Colour
The colour palette comes directly from the printed magazine. Drawn from the Apr/May 2026 issue.
Anchor colours
Every Executive Support layout reads as teal and deep navy on a cream page. These are the non-negotiable centre of the identity. Mustard and warm orange ride alongside as the earthy supporting pair.
Buttons, links, and the signature accent. The single action colour.
Headlines, dark backgrounds, the secondary button.
Editorial canvas. The background that anchors the brand to print.
Cards and raised surfaces. Near-white, lighter than cream.

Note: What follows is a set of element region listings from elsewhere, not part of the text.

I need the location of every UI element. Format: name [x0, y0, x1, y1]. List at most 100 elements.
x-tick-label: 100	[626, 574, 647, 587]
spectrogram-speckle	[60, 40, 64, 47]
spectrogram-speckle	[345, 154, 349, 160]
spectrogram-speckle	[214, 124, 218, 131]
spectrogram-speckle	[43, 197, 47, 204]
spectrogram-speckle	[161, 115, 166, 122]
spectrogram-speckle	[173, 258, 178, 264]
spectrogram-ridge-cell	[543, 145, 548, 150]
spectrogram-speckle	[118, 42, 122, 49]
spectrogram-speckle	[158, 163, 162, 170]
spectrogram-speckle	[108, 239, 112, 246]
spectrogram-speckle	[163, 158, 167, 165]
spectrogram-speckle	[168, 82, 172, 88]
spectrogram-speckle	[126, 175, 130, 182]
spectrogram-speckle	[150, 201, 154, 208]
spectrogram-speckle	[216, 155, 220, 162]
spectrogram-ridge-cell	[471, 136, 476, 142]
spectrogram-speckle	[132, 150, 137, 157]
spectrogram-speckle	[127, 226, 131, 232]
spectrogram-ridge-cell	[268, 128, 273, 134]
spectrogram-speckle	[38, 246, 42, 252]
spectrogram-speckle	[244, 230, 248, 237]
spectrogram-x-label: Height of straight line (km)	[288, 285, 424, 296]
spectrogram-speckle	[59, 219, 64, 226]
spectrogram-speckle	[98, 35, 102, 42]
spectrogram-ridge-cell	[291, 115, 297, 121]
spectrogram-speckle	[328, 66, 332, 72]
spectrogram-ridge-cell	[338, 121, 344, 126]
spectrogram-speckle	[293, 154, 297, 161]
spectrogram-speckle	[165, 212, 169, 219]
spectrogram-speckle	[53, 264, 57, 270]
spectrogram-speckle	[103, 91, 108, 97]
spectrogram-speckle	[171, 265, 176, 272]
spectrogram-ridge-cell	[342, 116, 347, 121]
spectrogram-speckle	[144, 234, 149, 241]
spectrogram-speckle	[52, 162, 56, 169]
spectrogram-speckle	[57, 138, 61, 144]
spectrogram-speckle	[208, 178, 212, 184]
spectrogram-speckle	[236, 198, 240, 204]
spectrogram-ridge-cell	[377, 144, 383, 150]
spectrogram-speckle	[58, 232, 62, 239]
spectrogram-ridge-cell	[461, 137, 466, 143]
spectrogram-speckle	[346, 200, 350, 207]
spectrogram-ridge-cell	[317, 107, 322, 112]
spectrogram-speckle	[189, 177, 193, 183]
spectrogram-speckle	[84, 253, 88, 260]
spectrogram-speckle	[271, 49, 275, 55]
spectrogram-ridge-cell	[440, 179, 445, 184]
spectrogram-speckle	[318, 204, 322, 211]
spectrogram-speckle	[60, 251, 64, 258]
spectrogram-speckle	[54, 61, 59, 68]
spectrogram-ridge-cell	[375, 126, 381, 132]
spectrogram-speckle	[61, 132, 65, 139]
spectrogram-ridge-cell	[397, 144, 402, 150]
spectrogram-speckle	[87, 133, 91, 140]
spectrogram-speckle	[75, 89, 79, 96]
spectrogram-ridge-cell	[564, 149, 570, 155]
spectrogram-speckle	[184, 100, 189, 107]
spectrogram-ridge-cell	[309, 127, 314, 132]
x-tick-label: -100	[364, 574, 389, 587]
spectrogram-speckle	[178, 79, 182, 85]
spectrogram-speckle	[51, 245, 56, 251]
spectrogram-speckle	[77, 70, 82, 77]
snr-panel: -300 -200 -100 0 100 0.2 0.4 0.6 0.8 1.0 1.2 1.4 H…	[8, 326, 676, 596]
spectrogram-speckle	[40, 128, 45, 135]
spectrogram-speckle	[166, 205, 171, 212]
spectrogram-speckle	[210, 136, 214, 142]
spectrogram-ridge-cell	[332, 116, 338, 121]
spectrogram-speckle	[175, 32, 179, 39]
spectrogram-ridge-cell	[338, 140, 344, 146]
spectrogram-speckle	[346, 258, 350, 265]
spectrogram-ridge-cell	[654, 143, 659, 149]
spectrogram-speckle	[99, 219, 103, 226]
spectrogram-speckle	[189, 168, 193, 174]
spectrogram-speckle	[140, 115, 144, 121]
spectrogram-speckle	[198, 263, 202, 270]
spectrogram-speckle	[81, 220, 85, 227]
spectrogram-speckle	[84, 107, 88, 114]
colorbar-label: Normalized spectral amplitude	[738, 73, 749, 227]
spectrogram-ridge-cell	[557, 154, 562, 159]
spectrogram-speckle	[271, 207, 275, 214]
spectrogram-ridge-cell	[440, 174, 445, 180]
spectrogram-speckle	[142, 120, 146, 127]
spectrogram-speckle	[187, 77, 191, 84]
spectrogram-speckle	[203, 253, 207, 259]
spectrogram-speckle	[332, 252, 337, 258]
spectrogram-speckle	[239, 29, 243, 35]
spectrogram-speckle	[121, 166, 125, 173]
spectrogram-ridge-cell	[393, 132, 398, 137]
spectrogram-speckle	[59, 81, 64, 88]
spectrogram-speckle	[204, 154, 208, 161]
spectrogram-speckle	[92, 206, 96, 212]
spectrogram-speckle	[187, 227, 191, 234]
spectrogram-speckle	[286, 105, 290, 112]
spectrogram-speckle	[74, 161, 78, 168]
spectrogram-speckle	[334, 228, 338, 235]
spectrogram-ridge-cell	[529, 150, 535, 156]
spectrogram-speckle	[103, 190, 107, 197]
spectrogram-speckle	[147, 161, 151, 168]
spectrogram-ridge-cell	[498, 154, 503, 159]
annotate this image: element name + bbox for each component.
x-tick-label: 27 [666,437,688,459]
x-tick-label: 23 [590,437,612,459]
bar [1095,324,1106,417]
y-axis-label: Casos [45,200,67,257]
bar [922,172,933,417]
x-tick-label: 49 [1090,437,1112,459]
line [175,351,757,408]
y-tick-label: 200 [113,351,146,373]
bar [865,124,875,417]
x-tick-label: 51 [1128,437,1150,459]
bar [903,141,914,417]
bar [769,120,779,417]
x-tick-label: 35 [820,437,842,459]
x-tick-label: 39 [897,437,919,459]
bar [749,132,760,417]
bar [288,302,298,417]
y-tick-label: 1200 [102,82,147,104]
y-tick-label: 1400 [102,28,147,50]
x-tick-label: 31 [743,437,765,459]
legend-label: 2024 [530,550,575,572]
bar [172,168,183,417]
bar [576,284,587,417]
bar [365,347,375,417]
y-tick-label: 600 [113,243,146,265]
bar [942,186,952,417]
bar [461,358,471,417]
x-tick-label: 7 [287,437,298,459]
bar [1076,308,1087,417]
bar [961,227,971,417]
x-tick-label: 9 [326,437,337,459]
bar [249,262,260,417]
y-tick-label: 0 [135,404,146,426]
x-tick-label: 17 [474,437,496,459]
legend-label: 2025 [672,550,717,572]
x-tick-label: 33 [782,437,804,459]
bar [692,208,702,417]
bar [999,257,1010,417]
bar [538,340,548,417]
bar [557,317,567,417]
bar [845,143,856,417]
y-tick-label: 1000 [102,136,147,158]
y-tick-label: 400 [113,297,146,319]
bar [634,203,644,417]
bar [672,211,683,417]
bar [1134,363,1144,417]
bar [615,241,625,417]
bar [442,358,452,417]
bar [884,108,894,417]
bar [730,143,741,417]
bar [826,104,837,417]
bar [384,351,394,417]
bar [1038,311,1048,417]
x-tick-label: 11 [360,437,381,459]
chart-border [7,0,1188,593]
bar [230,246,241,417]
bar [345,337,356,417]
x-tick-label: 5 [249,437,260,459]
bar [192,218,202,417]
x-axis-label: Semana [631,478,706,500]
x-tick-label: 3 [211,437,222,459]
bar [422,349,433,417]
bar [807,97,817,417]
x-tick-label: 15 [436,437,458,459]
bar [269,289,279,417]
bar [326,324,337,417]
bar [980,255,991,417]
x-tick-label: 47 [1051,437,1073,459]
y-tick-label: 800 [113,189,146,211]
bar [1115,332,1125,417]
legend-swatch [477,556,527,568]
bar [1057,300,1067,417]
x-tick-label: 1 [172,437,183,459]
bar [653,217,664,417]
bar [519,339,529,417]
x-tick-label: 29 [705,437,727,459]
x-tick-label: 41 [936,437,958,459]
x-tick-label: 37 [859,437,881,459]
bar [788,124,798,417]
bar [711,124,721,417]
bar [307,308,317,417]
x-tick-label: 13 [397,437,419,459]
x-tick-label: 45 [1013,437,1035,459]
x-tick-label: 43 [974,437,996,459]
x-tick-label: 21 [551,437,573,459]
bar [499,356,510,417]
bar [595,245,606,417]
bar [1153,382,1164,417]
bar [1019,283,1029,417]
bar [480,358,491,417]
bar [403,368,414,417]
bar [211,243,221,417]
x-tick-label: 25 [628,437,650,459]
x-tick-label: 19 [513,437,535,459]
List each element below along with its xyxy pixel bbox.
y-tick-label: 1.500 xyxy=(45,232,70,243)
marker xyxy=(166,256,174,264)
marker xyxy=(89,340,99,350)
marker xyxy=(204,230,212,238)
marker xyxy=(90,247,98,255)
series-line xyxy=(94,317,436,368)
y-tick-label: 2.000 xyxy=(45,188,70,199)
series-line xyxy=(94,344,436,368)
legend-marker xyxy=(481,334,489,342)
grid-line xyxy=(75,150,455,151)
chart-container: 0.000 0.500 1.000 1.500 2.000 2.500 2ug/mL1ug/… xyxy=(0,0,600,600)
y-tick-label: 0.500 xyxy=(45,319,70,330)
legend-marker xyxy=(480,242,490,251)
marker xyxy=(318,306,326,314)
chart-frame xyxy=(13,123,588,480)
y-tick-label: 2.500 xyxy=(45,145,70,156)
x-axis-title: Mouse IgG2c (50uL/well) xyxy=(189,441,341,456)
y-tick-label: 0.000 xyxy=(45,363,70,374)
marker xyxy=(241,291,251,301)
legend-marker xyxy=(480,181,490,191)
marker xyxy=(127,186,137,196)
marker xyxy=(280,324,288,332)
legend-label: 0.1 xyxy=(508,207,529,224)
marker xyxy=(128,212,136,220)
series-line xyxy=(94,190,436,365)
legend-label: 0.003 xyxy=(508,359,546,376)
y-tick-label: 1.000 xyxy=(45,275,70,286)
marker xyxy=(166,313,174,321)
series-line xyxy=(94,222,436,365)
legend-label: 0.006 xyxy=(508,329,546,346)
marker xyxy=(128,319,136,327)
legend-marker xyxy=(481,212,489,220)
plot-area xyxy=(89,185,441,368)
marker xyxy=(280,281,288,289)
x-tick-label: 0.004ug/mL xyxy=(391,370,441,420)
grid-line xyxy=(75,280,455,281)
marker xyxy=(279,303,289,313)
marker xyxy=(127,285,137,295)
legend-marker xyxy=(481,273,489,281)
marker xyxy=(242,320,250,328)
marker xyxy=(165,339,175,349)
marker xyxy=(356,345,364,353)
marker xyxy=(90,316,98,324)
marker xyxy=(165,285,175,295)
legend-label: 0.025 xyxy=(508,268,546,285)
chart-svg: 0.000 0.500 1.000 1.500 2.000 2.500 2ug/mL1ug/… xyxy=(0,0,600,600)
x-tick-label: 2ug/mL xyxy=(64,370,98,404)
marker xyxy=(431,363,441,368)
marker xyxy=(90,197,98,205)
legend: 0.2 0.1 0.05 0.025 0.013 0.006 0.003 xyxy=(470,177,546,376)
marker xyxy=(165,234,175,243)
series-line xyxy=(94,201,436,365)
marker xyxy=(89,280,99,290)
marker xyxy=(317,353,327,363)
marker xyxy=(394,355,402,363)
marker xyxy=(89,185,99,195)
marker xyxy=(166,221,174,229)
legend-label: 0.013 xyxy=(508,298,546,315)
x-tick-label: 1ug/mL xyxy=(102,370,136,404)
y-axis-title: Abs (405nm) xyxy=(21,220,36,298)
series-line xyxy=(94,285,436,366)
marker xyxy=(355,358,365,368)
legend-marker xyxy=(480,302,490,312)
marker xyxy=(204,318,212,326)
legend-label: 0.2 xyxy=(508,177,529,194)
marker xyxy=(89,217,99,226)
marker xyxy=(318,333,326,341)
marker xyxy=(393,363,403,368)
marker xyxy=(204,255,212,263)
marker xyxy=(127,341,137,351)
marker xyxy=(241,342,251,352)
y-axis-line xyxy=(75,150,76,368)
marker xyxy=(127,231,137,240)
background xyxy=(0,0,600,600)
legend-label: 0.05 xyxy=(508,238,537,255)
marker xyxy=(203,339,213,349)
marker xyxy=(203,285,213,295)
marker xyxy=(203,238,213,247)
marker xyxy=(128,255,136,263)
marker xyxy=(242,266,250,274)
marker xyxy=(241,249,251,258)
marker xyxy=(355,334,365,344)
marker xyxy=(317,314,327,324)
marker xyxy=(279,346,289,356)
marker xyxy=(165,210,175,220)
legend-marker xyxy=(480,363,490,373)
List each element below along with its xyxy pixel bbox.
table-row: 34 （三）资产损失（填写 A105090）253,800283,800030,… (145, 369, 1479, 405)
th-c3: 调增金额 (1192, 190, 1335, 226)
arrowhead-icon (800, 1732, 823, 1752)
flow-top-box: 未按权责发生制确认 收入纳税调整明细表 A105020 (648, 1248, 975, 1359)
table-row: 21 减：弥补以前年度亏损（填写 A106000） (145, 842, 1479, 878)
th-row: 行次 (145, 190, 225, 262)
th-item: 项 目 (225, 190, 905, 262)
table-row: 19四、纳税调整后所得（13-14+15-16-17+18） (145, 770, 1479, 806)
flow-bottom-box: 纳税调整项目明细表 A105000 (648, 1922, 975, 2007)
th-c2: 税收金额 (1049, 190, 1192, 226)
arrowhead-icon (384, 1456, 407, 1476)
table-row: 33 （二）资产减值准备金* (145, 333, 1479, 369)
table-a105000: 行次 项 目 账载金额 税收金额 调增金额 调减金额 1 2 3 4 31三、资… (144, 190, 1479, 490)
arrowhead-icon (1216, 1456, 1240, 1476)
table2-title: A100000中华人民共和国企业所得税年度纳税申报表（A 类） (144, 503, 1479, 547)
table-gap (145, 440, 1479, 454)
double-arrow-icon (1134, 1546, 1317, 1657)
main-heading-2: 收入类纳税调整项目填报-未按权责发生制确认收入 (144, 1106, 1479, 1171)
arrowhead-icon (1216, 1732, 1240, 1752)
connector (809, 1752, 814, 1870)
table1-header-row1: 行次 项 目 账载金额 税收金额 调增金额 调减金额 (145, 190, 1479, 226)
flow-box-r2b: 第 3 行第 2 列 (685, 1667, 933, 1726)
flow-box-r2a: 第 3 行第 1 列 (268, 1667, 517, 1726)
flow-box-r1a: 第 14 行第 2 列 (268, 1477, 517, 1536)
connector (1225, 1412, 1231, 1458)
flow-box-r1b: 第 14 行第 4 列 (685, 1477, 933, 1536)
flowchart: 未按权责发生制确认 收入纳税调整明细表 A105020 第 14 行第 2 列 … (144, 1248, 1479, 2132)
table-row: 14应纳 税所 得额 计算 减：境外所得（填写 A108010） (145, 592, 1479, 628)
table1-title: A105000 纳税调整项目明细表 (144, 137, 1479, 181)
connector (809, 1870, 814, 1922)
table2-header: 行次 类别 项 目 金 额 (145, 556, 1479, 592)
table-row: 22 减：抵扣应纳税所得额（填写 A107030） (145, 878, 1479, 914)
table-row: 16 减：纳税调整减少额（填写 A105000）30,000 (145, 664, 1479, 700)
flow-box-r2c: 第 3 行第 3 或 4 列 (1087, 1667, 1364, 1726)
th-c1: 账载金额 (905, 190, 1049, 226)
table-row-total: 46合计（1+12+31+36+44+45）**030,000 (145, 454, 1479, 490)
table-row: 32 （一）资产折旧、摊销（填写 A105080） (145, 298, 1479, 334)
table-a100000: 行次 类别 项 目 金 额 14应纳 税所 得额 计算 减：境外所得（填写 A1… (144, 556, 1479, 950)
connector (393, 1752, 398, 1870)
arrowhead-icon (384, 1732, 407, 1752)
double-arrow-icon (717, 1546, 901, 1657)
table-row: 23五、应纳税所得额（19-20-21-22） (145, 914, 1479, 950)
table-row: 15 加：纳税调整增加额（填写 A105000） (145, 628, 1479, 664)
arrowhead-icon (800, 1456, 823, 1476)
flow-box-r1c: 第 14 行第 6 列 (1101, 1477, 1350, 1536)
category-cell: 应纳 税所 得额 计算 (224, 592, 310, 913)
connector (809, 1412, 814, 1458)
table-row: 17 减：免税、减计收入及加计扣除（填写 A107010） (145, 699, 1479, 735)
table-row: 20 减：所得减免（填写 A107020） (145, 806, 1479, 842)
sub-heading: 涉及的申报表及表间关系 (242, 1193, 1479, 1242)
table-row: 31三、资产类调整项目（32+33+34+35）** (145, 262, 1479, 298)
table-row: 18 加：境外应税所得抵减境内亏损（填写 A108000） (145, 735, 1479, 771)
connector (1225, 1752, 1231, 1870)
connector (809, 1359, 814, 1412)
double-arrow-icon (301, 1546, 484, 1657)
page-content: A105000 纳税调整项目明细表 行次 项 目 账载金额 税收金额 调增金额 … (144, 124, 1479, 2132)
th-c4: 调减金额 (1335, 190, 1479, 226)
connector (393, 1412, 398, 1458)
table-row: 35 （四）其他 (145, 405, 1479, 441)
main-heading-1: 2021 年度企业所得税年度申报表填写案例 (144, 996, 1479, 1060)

Supporting accent. Section headers, editorial badges.
Supporting accent. Issue covers, annual editions.
Editorial seasoning. Use sparingly alongside cream.
Body copy on any light surface.
The full palette
Each anchor colour expands to a full range of lighter and darker tones. Use these when you need a tinted background, a subtle border, or a hover state.
How to use these colours in Canva, PowerPoint, or Figma
Copy the hex codes above directly into any design tool’s colour picker. A few practical rules:
- Background: use Cream (
#E3E4DC) for editorial sections; Paper (#FDFDFD) for clean, card-like surfaces - Headlines: use Navy (
#181F2C) or Ink (#080305) - Buttons and links: Teal (
#06A0A9) only – never use a second hue for primary actions - Accents: pick one per page or spread – Mustard, Orange, or Sage. Never all three at once
Usage rules
Long-form content, landing pages, and section blocks default to cream. It anchors the brand to the print product.
Reserve pure white for raised surfaces – cards and panels. Wall-to-wall white loses the magazine character.
Primary buttons, links, and call-to-action elements use teal. It is the single signature colour of the brand.
Never compete with teal. Secondary actions use navy or a simple outline – never a second hue.
Use one accent per spread or section to mark a moment – a section header, a pull-quote, a badge.
Combining multiple accents reads as a stock dashboard, not an editorial brand.
Headlines use navy; body copy uses ink or stone-700. Both read cleanly on cream and paper.
Teal is reserved for buttons and a single accent moment per view. Never use it for paragraphs.